Sur la demande en paiement
Il résulte de l’article L312-16 du code de la consommation qu’ : « avant de conclure le contrat de crédit, le prêteur vérifie la solvabilité de l’emprunteur à partir d’un nombre suffisant d’informations, y compris des informations fournies par ce dernier à la demande du prêteur. Le prêteur consulte le fichier prévu à l’article L. 751-1, dans les conditions prévues par l’arrêté mentionné à l’article L. 751-6, sauf dans le cas d’une opération mentionnée au 1 de l’article L. 511-6 ou au 1 du I de l’article L. 511-7 du code monétaire et financier. »
En l’espèce, le Crédit agricole produit un rapport d’enquête confidentiel établie par le Groupe Profil France le 02 avril 2024 et relatant les ressources de M. [A] [W]. Outre qu’il n’est pas démontré dans quelles conditions cette société a obtenu les informations contenues dans son rapport, celui-ci est postérieure à la conclusion du contrat d’autorisation de découvert en date du 27 mars 2024.
Le prêteur ne verse aucune autre pièce destinée à faire la preuve de la vérification de solvabilité de M. [A] [W], notamment pas de fiche de dialogue.
Le Crédit agricole échoue donc à démontrer qu’il a vérifié la solvabilité de l’emprunteur à partir d’un nombre suffisant d’informations avant l’octroi du crédit et doit être déchu de son droit aux intérêts contractuels.
Aussi, le découvert réclamé à hauteur de 10 850,29 euros doit donc être expurgé des frais et intérêts décomptés sur la période (115 euros) soit un solde de 10 735,29 euros.
Cette somme sera assortie des intérêts à taux légal à compter de l’assignation dès lors que les courriers recommandés de mise en demeure préalables à l’exploit introductif d’instance sont revenus avec la mention destinataire inconnu à l’adresse de sorte qu’il n’est pas acquis qu’ils aient été portés à la connaissance du défendeur.
En conséquence, M. [A] [W] sera condamné à payer la somme de 10 735,29 euros à la Caisse régionale de crédit agricole centre France, outre intérêts au taux légal à compter de l’assignation.
Sur les frais de justice
L’article 696, alinéa 1, du code de procédure civile dispose que la partie perdante est condamnée aux dépens, à moins que le juge, par décision motivée, n’en mette la totalité ou une fraction à la charge d’une autre partie.

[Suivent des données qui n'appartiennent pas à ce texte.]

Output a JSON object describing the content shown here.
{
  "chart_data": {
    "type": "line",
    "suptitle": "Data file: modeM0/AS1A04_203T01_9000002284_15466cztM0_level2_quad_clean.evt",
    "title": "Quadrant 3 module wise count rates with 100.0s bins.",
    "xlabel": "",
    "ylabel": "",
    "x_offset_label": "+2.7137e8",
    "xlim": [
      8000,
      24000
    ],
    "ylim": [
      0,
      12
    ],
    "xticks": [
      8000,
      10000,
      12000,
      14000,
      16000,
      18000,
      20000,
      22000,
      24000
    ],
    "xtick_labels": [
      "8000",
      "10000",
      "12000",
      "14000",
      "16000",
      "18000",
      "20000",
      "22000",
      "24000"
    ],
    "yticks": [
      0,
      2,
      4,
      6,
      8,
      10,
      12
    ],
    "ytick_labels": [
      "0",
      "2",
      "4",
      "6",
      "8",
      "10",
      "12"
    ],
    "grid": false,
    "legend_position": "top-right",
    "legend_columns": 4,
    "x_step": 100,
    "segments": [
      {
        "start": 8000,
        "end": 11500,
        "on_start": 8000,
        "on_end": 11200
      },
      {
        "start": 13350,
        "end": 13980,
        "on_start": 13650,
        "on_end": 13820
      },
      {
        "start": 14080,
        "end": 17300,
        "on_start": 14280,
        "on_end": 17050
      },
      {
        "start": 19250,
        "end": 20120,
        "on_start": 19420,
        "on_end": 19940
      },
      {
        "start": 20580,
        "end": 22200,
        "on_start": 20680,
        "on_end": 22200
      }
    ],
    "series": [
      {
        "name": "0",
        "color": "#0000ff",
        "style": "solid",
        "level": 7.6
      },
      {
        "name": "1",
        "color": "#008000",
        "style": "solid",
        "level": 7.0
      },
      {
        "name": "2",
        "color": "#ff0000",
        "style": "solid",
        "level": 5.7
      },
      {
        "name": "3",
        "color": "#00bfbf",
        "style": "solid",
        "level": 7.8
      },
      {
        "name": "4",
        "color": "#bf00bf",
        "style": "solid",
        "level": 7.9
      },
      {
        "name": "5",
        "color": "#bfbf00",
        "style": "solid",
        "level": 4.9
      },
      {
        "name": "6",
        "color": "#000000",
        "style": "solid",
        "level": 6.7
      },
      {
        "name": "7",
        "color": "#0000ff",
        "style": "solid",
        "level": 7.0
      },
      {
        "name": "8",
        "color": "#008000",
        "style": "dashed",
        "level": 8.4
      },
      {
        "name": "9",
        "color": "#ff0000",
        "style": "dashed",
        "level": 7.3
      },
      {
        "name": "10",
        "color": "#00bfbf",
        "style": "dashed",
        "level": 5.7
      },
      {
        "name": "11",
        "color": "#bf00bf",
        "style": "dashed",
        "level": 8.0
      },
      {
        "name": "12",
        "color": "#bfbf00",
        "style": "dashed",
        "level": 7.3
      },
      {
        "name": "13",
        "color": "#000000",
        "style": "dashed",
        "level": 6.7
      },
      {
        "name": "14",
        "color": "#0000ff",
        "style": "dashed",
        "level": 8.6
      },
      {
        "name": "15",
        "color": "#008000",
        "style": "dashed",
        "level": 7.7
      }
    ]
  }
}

En vertu de l’article 700 du code de procédure civile, le juge condamne la partie tenue aux dépens ou qui perd son procès à payer à l’autre partie la somme qu’il détermine, au titre des frais exposés et non compris dans les dépens. Dans tous les cas, le juge tient compte de l’équité ou de la situation économique de la partie condamnée. Il peut, même d’office, pour des raisons tirées des mêmes considérations, dire qu’il n’y a pas lieu à ces condamnations.

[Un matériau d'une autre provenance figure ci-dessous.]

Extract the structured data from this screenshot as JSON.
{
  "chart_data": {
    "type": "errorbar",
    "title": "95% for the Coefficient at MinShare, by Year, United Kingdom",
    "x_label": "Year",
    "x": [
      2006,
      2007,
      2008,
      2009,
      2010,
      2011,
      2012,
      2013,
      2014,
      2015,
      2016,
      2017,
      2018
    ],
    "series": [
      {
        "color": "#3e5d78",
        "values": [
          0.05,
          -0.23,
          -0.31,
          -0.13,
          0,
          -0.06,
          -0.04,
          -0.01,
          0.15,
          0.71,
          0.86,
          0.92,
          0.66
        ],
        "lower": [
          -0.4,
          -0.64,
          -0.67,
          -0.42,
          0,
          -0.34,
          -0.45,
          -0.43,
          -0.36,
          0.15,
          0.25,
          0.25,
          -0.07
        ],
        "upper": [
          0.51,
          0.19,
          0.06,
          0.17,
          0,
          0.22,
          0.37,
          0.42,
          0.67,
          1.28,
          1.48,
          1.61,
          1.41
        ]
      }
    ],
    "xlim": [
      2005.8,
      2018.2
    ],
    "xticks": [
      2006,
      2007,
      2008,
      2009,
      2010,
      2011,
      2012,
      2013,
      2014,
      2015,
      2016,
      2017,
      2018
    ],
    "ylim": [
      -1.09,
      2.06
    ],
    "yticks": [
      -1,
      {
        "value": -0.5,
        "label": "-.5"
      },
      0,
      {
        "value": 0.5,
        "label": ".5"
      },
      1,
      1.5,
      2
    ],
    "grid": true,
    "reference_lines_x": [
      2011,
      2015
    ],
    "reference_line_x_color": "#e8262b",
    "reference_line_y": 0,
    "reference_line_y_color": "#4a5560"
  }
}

Monsieur [A] [W], succombant, sera tenu aux entiers dépens de l’instance.
La situation économique des parties justifie de ne pas faire application des dispositions de l’article 700 du code de procédure civile.
Sur l’exécution provisoire
L’article 514 du code de procédure civile dispose que : « Les décisions de première instance sont de droit exécutoires à titre provisoire à moins que la loi ou la décision rendue n’en dispose autrement. »

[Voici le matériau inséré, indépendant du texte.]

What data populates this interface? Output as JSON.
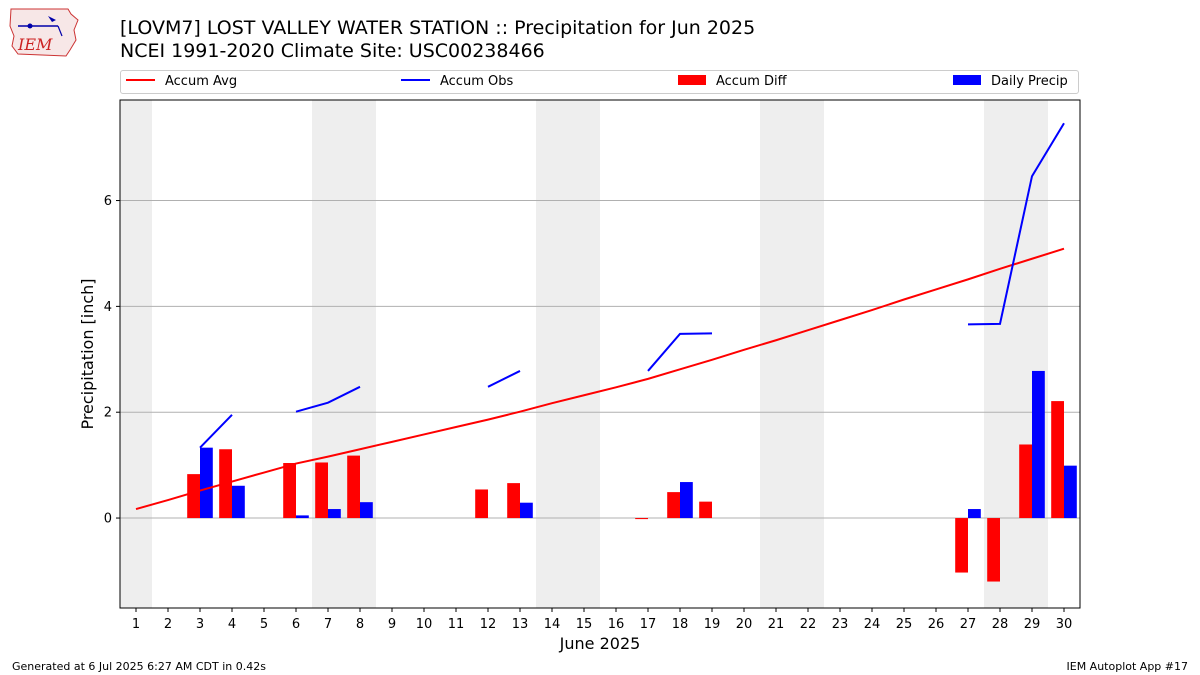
{
  "header": {
    "title_line1": "[LOVM7] LOST VALLEY WATER STATION :: Precipitation for Jun 2025",
    "title_line2": "NCEI 1991-2020 Climate Site: USC00238466"
  },
  "logo": {
    "text": "IEM"
  },
  "footer": {
    "left": "Generated at 6 Jul 2025 6:27 AM CDT in 0.42s",
    "right": "IEM Autoplot App #17"
  },
  "colors": {
    "accum_avg": "#ff0000",
    "accum_obs": "#0000ff",
    "accum_diff": "#ff0000",
    "daily_precip": "#0000ff",
    "weekend_shade": "#eeeeee",
    "grid": "#b0b0b0"
  },
  "chart_data": {
    "type": "bar",
    "xlabel": "June 2025",
    "ylabel": "Precipitation [inch]",
    "xlim": [
      0.5,
      30.5
    ],
    "ylim": [
      -1.7,
      7.9
    ],
    "yticks": [
      0,
      2,
      4,
      6
    ],
    "x": [
      1,
      2,
      3,
      4,
      5,
      6,
      7,
      8,
      9,
      10,
      11,
      12,
      13,
      14,
      15,
      16,
      17,
      18,
      19,
      20,
      21,
      22,
      23,
      24,
      25,
      26,
      27,
      28,
      29,
      30
    ],
    "weekend_spans": [
      [
        0.5,
        1.5
      ],
      [
        6.5,
        8.5
      ],
      [
        13.5,
        15.5
      ],
      [
        20.5,
        22.5
      ],
      [
        27.5,
        29.5
      ]
    ],
    "grid": "y",
    "legend_position": "top",
    "legend": [
      "Accum Avg",
      "Accum Obs",
      "Accum Diff",
      "Daily Precip"
    ],
    "series": [
      {
        "name": "Accum Avg",
        "kind": "line",
        "values": [
          0.17,
          0.34,
          0.52,
          0.69,
          0.86,
          1.03,
          1.16,
          1.3,
          1.44,
          1.58,
          1.72,
          1.86,
          2.01,
          2.17,
          2.32,
          2.47,
          2.63,
          2.81,
          2.99,
          3.18,
          3.36,
          3.55,
          3.74,
          3.93,
          4.13,
          4.32,
          4.51,
          4.71,
          4.9,
          5.09
        ]
      },
      {
        "name": "Accum Obs",
        "kind": "line",
        "values": [
          null,
          null,
          1.33,
          1.95,
          null,
          2.01,
          2.18,
          2.48,
          null,
          null,
          null,
          2.48,
          2.78,
          null,
          null,
          null,
          2.78,
          3.48,
          3.49,
          null,
          null,
          null,
          null,
          null,
          null,
          null,
          3.66,
          3.67,
          6.46,
          7.46
        ]
      },
      {
        "name": "Accum Diff",
        "kind": "bar",
        "values": [
          0,
          0,
          0.83,
          1.3,
          0,
          1.04,
          1.05,
          1.18,
          0,
          0,
          0,
          0.54,
          0.66,
          0,
          0,
          0,
          -0.02,
          0.49,
          0.31,
          0,
          0,
          0,
          0,
          0,
          0,
          0,
          -1.03,
          -1.2,
          1.39,
          2.21
        ]
      },
      {
        "name": "Daily Precip",
        "kind": "bar",
        "values": [
          0,
          0,
          1.33,
          0.61,
          0,
          0.05,
          0.17,
          0.3,
          0,
          0,
          0,
          0,
          0.29,
          0,
          0,
          0,
          0,
          0.68,
          0,
          0,
          0,
          0,
          0,
          0,
          0,
          0,
          0.17,
          0,
          2.78,
          0.99
        ]
      }
    ]
  }
}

En l’espèce, il conviendra de rappeler que cette décision est assortie de l’exécution provisoire de plein droit.
PAR CES MOTIFS
Le Juge des contentieux de la protection, statuant publiquement, par jugement réputé contradictoire et en premier ressort,
PRONONCE la déchéance du droit de la Caisse régionale de crédit agricole centre France aux intérêts sur le solde débiteur du compte de dépôt N°66136665058 ouvert le 08 mars 2024 par Monsieur [M] [A] [W],
en conséquence,
CONDAMNE Monsieur [M] [A] [W] à payer à la la Caisse régionale de crédit agricole centre France la somme de 10 735,29 euros au titre du solde débiteur de la convention de compte n°66136665058, outre intérêts au taux légal à compter du 29 septembre 2025,
DIT n’y avoir lieu à application de l’article 700 du code de procédure civile,
CONDAMNE Monsieur [M] [A] [W] aux entiers dépens,
RAPPELLE la présente décision est assortie de l’exécution provisoire.